Defendemos que o estudo do ambiente construído efêmero, na forma dos eventos – e, neste caso, dos eventos de rua – necessariamente aborda não apenas os elementos físicos, mas a unidade integral entre ambiente, incluindo seus aspectos intangíveis, e o comportamento humano.

A partir do exemplo do 2 de Fevereiro, na falta de uma unidade ecológica clara, partimos dos conceitos de ocasião social, ethos e situação de Erwing Goffman, como maneiras de lidar com aqueles eventos que não apresentam uma forma clara, unitária ou composta. Quando composto por uma multiplicidade de atrações, sem homogeneidade no formato e sem a hegemonia de um tipo específico sobre o conjunto do evento.

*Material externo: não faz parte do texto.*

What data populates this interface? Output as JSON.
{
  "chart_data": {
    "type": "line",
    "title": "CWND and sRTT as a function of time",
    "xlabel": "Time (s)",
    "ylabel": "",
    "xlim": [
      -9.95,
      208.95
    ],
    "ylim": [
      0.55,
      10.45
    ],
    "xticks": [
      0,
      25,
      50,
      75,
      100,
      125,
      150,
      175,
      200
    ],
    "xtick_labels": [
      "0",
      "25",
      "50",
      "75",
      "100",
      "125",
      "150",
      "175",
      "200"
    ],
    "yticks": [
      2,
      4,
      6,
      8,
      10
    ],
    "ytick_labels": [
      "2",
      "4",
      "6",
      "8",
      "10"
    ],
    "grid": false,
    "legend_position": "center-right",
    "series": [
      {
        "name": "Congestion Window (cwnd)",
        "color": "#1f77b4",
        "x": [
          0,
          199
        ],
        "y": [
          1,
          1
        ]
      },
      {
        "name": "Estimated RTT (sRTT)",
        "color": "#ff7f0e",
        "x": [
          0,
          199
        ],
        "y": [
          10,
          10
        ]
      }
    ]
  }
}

A análise da estrutura espacial do evento, por sua vez, trata de identificar sua orientação, o conjunto de necessidades e satisfatores coletivos, as envoltórias e aquilo que lhes caracterizam, os portais de acesso de seu público e, para tais eventos heterogêneos, se, onde e quando as atrações se agrupam em zonas que, com alguma coerência de perfil, dão a sua estrutura.

E, a fim de identificar as fases do evento, em especial para aqueles mais amorfos, a atenção na pulsação das zonas de atrações, e nas possíveis modificações de sua orientação.

Este é ainda um começo. O estudo dos grandes eventos de rua – de seus objetos mínimos aos efeitos territoriais – constitui todo um continente a ser explorado.